Hellstern Middle School Partners with MTSU
Math and Science teachers at Hellstern Middle School are partnering with researchers and teacher educators from Middle Tennessee State University to develop new ways to teach data and statistics. The partnership grew out of research and innovative teaching that Tammy Skelton participated in with Dr. Richard Lehrer from Vanderbilt University for over ten years. This partnership is now supported by a five year grant from the National Science Foundation to fund teacher training, classroom technology and materials, and research on students’ learning. The MTSU team is led by Dr. Seth Jones, one of Dr. Lehrer’s former students, and involves graduate students with decades of experience in middle and high school classrooms and outdoor education.
The math and science teachers at Hellstern have worked for a number of years to engage their students with data in response to changes in standards and a growing need for both data science professionals and a data literate society. This project will support those efforts by helping math and science teachers consider how their curriculum and teaching can be coordinated in order to support students to see connections across these disciplines, and to better understand the interdisciplinary nature of working with data to understand the natural world.

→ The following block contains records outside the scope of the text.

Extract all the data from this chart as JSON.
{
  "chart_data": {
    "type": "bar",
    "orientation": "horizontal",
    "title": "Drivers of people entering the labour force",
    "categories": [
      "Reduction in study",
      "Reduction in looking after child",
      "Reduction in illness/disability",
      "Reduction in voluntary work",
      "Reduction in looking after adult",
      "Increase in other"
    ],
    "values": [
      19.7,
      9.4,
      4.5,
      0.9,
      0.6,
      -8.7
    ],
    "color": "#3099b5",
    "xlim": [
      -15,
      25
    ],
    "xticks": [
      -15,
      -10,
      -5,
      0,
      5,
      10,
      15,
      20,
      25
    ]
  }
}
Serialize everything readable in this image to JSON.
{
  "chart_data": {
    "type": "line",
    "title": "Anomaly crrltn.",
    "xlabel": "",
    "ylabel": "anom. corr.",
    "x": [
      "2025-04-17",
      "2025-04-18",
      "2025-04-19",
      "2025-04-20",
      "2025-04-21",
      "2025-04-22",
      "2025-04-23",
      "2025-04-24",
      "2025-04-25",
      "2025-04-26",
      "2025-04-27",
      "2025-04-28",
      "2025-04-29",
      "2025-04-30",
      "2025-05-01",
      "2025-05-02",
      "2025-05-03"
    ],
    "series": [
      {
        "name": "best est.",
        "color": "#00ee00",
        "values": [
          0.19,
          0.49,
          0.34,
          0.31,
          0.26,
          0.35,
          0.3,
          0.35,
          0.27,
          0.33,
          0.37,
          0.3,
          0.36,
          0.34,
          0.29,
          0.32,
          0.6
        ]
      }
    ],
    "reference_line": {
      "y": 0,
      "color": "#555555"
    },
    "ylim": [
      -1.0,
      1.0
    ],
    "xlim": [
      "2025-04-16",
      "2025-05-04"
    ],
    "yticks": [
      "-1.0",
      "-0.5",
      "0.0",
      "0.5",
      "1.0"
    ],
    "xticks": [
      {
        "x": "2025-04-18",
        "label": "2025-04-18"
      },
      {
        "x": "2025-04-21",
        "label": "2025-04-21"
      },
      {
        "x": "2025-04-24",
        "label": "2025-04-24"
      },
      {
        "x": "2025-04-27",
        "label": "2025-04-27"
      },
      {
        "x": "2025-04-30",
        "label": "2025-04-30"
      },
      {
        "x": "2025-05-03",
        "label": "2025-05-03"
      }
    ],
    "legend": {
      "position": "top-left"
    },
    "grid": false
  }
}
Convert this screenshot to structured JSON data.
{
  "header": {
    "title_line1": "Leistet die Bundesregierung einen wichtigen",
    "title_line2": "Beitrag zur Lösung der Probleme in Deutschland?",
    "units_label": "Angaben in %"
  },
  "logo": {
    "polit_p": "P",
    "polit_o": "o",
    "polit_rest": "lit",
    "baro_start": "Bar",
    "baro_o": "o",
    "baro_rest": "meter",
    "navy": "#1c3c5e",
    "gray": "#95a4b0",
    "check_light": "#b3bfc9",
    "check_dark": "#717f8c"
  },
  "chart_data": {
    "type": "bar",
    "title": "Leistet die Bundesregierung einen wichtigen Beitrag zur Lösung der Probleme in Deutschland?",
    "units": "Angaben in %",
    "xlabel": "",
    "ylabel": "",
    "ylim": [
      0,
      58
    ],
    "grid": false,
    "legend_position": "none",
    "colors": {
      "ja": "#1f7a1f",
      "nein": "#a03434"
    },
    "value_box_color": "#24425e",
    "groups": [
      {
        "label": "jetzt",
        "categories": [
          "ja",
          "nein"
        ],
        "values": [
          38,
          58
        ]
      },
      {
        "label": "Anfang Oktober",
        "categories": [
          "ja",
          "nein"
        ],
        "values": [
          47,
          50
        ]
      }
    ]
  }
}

The teachers participate in summer workshops each year to develop new content knowledge and teaching strategies, and engage in planning meetings and professional development sessions throughout the school year. This year the 6th grade science teachers spent time observing their math teacher colleagues to better understand how students learn about graphing. Then they will use insights from these observations to develop strategies for students to make connections between these lessons and investigations in science class. The students will be conducting ecological investigations in science class in a 40 x 40 fenced area that has been growing wild since July 2020. This “wild space” will provide opportunities for students to use their new data analysis skills to conduct ecology investigations.
The teachers and researchers in this partnership will be working to develop new curricular plans and materials for Hellstern Middle School, but also for other middle schools interested in coordinating math and science teaching about data. The research will also create evidence about how students think in these lessons, how teachers can support them, and how students might better see connections between math and science in middle schools.